Probability of pairs of numbers in random number selections

Can you attempt to write an algebraic formula for this?

The number of ways to draw exactly one pair in two of three drawings of K numbers from a set of N numbers is:

[C(N,K)] * [C(K,1) * C(N-K,K-1)] * [C(N-2K+1,K)] * C(3,2)

where C(N,K) = N! / [(N-K)! * K!]

Divide that by C(N,K)^3 to get the probability.

In your case, N=49, K=7.

It gets more complicated with more pairs.

markr, your equation only made me cross my eyes. It's been too long since I did anything like that if I ever did.


This may help to explain it a little better.

The birthday paradox
http://www.itsecurity.com/security.htm?s=239

parados, I've known about the classroom paradox, but I'd be interested in seeing how to formulate "six degrees of separation." I have seen from personal experience some mathematically slim chance incidents. The first one was some years ago when I used to work for Florsheim as a traveling auditor. I called a childhood friend of mine who now lives in Los Angeles, and we went to J-town for dinner. After sitting down, my older brother walked into the same restaurant, and he lives in Sacramento. Another incident was when my brother and his wife joined us for the Aegean Sea cruise from Istanbul to Athens. We took the Bospherous cruise that included lunch at a restaurant called the Garaj. After sitting at a table for six, another couple sat at our table, so I asked them where they were from. They guy said, Lodi, and that's where my brother is from. He even used my brother's ophthalmologic office, but this was the first time they met. On another occasion, I was on a transAtlantic cruise, and was talking to a couple in the Horizon lounge about a professor I met on my Budapest to the Black Sea cruise. A lady came up to me and asked if I knew the professors name. I said, yes, his name is Jerry Poe. She goes on to tell me she works with his wife all the time. What are the mathematical odds?

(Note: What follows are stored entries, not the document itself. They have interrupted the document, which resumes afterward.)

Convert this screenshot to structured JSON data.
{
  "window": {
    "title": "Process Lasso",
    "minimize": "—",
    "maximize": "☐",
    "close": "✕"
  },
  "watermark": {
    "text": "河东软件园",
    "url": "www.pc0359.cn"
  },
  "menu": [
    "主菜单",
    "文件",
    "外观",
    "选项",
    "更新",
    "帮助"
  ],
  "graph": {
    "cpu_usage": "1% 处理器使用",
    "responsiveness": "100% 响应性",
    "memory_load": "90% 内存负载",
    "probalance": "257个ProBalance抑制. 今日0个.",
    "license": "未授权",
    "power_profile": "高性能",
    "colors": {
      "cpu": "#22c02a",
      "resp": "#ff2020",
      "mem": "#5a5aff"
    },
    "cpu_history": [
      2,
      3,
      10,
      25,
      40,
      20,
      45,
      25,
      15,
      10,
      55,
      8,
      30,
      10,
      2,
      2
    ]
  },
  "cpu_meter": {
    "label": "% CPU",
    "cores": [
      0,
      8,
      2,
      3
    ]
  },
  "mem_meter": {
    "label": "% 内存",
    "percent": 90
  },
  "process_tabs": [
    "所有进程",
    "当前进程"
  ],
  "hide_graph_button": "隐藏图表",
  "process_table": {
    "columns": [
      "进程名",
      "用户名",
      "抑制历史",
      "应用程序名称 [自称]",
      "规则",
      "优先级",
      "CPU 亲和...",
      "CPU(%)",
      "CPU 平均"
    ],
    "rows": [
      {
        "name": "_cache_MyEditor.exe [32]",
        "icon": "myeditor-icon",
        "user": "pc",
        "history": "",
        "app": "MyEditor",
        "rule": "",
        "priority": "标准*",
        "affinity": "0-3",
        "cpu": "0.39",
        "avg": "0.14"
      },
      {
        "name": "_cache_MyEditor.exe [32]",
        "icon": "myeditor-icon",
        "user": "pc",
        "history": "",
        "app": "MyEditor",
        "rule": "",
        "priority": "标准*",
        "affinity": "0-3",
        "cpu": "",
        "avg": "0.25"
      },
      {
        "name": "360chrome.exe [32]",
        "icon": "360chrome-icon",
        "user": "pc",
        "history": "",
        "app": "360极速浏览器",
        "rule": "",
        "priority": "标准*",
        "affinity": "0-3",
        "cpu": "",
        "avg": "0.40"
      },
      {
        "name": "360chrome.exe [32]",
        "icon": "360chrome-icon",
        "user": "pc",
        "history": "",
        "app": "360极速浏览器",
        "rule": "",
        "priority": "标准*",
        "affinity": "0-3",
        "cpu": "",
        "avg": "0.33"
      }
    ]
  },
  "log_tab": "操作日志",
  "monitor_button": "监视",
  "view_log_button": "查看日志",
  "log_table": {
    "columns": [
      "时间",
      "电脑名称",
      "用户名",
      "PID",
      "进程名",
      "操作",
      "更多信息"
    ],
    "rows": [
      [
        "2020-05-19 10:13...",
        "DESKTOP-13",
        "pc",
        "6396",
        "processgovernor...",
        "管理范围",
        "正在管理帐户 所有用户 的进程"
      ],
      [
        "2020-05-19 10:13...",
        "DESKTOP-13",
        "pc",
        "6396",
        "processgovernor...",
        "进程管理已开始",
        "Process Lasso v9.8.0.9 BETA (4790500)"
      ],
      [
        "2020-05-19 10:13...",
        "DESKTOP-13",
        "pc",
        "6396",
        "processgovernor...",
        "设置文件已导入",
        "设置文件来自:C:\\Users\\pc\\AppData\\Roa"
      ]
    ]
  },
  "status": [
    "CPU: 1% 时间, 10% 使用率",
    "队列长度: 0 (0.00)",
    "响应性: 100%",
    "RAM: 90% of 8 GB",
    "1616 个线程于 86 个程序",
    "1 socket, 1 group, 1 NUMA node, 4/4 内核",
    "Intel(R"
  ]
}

Although somewhat related, this is not the same problem. Each person has only one birthday (not seven), and the birthday problem solution doesn't address the probability of exactly one, two, three, etc. pairs.

markr, I'm sure paradose is aware that his classroom paradox isn't related, but since you provided the answer, he just included something also of interest. I think this is the first time I've seen it formula form, although I've known about the paradox most of my life.

markr,

I got the impression that Carmi felt the odds should preclude so many pairs from showing up. Your formula while nice and I am sure it works isn't something most people with nothing more than some high school algebra would understand. Since we get so many people wanting someone else to do their homework posting the forumula alone is just fine. I just wanted to show that the odds aren't as high as most people think it would be.


From the birthday paradox site I give a link to....


It also seems unreasonable that there are so many pairs when you get a lottery ticket with supposed random numbers.

I see. I misinterpreted "This may help to explain it a little better." to imply it was a solution to the problem.

No problem markr. I wasn't very clear.

The other thing Ci about people showing up in strange places is harder to quantify I am sure. Too many human interactions. Perhaps your brother suggested a restaurant to you because he knew you were going to a particular city then he suggested that same restaurant to his client. Humans rarely act in a random fashion. We are hardwired to respond to stimuli in the same ways.

I was always amazed (and somewhat disgruntled) with my father when I was a boy how he could always find someone that knew someone he knew no matter where he was.

I wish that were true, but he lives in Sacramento, while I live in Silicon Valley. We've not lived in the same city for many decades - about five. Besides, it's my friend that selected the restaurant.